= Decius Wade =

American politician

Decius Spear Wade (January 23, 1835 - August 3, 1905) was an American attorney, judge, writer, and politician who has been called the "Father of Montana Jurisprudence" for his role in establishing the common law and statutory law of the U.S. state of Montana. He was a judge and state senator in Ohio before serving sixteen years as Chief Justice of the Montana Territorial Supreme Court. As a member of the post-statehood Code Commission, he was one of the main drafters of the Montana Code and the most vocal advocate in the state for codification.

==Early life and career in Ohio==
Wade was born in Andover, Ohio, where he spent the early years of his life. He studied law in the office of his uncle Benjamin F. Wade, who was a U.S. Senator from 1851 to 1869. Vice President Schuyler Colfax married Ellen Maria Wade, his first cousin; Wade also became friends with future President James Garfield.

Wade was admitted to the bar in 1857, and in 1860 he was elected probate judge of Ashtabula County, a position he held for seven years. Wade married Bernice Galpin on June 3, 1863. In 1867, he was elected to a term in the Ohio Senate.

==On the Montana Territorial Supreme Court==
Though he had no previous experience in the west, Wade was appointed the third Chief Justice of the Montana Territorial Supreme Court by President Ulysses S. Grant on March 14, 1871, and confirmed by the United States Senate on March 17. His sixteen-year tenure on that court was the longest served by any member. He was appointed to three more terms, serving on the court until 1887, when Newton W. McConnell was appointed as his successor by President Cleveland.

Wade authored roughly thirty percent of the court’s output during its 25-year history, writing 192 majority opinions, along with fourteen concurrences and dissents. His opinions often did not cite precedents, but instead simply explained a rule based on an applicable statute or simply through elaborated reasoning.

Territorial Supreme Court justices also served as trial judges until 1886, and in this capacity Wade sentenced a reported 500 men to prison and sent twelve to the gallows. An anecdote relates how Wade, trying to rid Friday of its nickname of the "hangman’s day," sentenced a murderer to be hanged on a Thursday instead. He explained, "I could not see but the fellow enjoyed it just as well as though Friday had been the day appointed, and I thought that poor abused Friday looked a little brighter the next morning."

While on the court, Wade authored a law-themed novel, Clare Lincoln, which was published in 1876 and achieved some popularity in the territory. In 1879, he wrote an article titled Self Government in the Territories, Int’l Rev. 229 (1879), in which he said that the territorial court's structure "made official life in the Territories" into "a personal warfare, which is neither pleasant to the officer nor beneficial to the people."
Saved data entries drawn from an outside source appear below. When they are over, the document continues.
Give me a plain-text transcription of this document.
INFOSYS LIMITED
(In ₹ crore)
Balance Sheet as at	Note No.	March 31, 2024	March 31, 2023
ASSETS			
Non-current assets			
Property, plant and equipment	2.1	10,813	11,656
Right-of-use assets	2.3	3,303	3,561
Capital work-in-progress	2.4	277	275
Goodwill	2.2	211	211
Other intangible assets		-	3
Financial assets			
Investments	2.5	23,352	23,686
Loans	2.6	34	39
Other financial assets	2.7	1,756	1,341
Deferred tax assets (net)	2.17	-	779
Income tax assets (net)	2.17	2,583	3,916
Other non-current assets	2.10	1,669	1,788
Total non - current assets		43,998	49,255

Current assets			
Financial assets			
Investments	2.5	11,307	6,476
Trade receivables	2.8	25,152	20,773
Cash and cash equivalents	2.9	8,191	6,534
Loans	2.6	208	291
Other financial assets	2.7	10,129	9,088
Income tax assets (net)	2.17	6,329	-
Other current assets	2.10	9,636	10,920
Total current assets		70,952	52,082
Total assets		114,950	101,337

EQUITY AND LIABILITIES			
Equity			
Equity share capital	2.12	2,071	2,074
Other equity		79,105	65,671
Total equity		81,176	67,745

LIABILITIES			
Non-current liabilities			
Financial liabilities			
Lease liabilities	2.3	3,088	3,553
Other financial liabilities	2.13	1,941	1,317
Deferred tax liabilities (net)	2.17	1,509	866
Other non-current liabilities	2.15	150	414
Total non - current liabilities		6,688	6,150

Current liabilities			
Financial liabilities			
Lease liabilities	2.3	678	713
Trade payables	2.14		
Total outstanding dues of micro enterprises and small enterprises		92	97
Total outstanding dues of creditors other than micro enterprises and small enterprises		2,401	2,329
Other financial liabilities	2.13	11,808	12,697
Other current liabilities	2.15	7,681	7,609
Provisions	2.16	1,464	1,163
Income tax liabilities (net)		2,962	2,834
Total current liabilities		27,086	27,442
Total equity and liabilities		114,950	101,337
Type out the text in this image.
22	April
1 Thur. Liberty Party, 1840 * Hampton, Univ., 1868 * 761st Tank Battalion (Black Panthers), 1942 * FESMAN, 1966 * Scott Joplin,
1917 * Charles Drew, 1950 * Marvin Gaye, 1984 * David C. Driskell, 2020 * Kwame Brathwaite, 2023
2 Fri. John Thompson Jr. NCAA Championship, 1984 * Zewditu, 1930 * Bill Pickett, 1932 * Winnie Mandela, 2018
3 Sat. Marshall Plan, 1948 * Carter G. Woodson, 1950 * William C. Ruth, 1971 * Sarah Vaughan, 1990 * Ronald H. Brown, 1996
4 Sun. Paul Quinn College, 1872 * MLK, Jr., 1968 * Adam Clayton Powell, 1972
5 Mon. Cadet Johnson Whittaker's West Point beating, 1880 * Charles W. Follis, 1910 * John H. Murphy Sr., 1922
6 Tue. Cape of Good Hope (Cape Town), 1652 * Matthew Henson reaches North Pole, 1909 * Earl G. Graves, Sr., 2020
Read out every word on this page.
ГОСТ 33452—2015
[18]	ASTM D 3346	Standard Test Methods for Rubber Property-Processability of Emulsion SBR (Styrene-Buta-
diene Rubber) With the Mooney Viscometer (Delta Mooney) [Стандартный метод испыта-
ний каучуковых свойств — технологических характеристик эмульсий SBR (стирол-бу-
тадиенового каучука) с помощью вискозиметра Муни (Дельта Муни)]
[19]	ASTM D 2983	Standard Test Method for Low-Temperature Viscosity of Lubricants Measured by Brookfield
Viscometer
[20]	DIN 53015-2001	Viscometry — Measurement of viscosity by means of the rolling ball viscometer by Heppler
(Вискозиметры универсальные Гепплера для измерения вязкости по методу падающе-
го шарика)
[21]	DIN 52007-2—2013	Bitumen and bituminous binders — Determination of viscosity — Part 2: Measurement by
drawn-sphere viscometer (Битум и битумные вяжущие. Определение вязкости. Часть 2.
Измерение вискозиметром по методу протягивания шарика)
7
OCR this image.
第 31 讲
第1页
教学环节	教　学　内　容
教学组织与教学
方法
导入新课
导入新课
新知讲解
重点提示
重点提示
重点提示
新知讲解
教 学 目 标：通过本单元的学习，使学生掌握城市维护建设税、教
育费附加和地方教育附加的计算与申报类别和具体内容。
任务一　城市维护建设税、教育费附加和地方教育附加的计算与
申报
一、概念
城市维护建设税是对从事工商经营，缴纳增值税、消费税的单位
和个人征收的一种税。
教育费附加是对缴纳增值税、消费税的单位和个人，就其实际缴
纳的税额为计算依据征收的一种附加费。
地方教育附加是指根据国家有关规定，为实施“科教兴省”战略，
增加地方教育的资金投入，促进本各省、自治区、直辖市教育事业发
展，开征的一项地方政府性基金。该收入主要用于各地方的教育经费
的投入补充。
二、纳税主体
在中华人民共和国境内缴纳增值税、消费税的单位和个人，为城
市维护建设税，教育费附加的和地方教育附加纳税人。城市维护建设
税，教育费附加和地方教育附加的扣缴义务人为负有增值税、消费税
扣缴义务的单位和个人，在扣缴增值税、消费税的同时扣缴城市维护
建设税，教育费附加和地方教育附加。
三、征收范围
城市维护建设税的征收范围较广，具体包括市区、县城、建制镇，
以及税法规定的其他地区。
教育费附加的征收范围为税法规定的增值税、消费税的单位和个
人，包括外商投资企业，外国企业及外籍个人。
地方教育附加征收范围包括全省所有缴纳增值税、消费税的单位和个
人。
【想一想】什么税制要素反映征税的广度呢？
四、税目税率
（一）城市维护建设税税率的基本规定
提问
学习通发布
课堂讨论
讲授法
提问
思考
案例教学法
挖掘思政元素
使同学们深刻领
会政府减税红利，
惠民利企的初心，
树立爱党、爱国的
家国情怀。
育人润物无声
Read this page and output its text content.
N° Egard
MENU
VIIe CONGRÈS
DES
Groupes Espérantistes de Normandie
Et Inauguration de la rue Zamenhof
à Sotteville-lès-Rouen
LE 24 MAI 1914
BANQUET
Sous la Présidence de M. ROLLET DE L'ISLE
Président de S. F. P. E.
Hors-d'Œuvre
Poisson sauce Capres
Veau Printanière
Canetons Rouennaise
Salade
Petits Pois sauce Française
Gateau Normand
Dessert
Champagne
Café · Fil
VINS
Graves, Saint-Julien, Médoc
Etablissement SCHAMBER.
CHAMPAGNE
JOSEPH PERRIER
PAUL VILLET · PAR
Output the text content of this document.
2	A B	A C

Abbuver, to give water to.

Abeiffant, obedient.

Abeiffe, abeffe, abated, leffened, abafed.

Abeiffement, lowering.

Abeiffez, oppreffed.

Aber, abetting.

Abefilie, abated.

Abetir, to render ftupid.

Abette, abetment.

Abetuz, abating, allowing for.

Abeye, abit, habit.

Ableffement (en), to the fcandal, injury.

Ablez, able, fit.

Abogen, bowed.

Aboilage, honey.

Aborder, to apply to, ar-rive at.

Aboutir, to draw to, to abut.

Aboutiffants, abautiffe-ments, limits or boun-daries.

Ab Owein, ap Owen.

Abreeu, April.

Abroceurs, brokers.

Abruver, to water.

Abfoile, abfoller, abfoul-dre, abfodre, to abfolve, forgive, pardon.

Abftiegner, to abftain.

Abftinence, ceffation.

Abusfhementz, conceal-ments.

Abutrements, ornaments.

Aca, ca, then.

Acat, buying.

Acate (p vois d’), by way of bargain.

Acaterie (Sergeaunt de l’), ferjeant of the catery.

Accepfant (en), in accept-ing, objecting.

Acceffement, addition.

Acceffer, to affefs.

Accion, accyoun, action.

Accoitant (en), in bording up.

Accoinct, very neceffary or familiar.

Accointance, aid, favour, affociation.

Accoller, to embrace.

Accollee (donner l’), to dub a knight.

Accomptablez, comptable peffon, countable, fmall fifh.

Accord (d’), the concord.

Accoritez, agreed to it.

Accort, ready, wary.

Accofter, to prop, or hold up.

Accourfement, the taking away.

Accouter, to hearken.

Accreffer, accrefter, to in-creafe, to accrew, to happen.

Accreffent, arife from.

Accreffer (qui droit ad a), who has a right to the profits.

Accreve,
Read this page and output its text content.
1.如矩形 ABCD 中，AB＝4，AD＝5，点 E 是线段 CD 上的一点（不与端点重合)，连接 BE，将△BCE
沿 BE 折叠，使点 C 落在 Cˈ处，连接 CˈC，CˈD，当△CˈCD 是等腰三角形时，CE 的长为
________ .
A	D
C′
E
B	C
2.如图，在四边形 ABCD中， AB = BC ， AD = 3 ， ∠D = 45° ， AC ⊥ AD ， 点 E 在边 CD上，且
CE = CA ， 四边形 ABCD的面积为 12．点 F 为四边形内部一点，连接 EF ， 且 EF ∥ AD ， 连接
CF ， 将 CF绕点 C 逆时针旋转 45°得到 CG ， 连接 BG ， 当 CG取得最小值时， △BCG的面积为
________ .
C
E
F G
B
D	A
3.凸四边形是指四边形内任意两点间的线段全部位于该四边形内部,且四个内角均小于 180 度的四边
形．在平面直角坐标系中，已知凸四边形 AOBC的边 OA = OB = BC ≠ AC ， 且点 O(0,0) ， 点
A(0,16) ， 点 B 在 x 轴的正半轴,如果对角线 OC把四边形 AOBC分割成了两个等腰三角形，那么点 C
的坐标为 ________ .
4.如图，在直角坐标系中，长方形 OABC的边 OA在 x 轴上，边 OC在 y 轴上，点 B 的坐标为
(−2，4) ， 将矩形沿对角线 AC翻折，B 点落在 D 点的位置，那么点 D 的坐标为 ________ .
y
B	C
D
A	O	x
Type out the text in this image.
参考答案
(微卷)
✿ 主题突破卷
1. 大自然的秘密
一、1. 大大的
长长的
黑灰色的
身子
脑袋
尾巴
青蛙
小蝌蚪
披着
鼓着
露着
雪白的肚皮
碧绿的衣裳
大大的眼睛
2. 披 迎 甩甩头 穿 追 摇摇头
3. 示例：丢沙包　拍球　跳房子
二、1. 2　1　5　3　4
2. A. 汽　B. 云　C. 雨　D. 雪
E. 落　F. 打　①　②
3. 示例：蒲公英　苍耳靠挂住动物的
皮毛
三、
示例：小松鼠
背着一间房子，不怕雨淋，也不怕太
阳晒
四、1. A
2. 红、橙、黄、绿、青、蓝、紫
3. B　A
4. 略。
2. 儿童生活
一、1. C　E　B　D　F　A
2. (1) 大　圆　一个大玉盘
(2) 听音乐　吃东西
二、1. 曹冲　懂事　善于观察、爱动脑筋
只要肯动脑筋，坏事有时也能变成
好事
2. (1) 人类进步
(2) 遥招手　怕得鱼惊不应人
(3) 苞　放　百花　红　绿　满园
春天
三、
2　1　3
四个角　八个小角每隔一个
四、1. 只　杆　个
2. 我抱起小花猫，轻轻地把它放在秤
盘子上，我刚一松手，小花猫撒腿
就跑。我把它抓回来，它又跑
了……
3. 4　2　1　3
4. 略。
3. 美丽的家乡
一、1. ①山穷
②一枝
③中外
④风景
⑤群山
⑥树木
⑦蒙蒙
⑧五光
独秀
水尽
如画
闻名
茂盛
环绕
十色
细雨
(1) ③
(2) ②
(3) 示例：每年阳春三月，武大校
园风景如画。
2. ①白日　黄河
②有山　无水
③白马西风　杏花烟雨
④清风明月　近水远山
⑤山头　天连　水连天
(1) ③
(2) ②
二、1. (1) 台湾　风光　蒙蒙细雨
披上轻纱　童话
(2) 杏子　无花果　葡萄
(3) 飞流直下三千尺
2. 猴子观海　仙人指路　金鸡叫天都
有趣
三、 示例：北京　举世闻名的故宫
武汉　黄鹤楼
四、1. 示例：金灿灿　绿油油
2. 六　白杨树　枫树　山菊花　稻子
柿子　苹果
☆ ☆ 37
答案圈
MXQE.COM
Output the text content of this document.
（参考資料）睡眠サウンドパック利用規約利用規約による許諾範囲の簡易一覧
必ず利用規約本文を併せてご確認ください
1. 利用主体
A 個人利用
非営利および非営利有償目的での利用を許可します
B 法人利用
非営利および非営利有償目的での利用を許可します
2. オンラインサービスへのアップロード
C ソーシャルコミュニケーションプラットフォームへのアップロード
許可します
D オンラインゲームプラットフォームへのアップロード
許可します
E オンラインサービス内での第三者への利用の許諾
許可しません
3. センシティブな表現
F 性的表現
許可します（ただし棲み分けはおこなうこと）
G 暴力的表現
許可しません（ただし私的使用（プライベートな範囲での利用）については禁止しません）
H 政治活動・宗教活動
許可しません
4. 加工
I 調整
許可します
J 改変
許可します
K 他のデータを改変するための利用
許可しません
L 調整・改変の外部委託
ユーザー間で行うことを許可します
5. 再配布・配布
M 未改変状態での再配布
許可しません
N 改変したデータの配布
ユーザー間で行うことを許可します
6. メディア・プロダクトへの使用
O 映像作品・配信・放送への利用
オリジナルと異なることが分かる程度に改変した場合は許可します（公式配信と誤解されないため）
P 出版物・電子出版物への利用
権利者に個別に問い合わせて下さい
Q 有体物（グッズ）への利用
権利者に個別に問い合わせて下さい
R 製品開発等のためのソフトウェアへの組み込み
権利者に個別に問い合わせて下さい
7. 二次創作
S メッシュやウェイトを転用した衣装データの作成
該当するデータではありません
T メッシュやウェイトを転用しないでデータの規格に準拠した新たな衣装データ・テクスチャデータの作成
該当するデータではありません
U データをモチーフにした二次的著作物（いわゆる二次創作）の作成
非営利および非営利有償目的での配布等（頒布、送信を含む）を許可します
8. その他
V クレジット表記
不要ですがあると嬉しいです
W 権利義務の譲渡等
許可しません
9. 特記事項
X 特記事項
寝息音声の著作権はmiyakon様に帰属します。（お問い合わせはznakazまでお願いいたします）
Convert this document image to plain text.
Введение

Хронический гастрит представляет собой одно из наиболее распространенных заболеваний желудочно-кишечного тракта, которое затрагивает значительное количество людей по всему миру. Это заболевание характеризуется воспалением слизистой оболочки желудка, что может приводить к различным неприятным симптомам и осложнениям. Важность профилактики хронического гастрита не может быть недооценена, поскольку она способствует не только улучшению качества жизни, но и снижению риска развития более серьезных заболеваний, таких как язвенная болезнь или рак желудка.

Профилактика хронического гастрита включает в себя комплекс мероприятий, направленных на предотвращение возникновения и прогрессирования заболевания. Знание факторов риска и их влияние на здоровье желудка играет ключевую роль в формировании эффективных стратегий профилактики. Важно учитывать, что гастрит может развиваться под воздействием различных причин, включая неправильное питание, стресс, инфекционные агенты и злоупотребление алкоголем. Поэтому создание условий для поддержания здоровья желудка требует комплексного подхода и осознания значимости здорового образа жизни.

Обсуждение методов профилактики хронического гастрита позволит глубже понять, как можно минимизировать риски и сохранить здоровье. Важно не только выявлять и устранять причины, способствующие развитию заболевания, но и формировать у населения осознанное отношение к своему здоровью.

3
==Montana codification and later life==
After leaving the court, Wade entered private practice in Helena as a partner in a law firm. Montana became a state on November 8, 1889, and from 1889 until 1895, Wade served as one of three Code Commissioners who were tasked with the codification of Montana law. The Commission produced four legal codes—Civil, Political, Procedure and Penal—to replace the volumes of session laws. These were reported to the Montana Legislature in 1892, though no action was taken at first due to political reasons as well as concerns of uncertainty and inconsistency inherent in codes. Wade, at that time one of the most prominent lawyers in the state, is considered to have been the most important advocate for codification. On April 5, 1894, he gave an address to the Helena Bar Association arguing for the adoption of the four codes. His speech was subsequently published as a pamphlet, Necessity for Codification. The Legislature adopted the codes the following year.

In addition to his private practice and support of codification, Wade continued to write. He contributed the chapters on law and the courts for An Illustrated History of the State of Montana by Joaquin Miller, a popular history of Montana published in 1894; Wade’s section was titled "The Bench and Bar 1880-1884." In 1895, Wade gave an address to the Montana Bar Association that was subsequently published as The Common Law.

Wade eventually returned to Ashtabula in Ohio, where he spent his last years.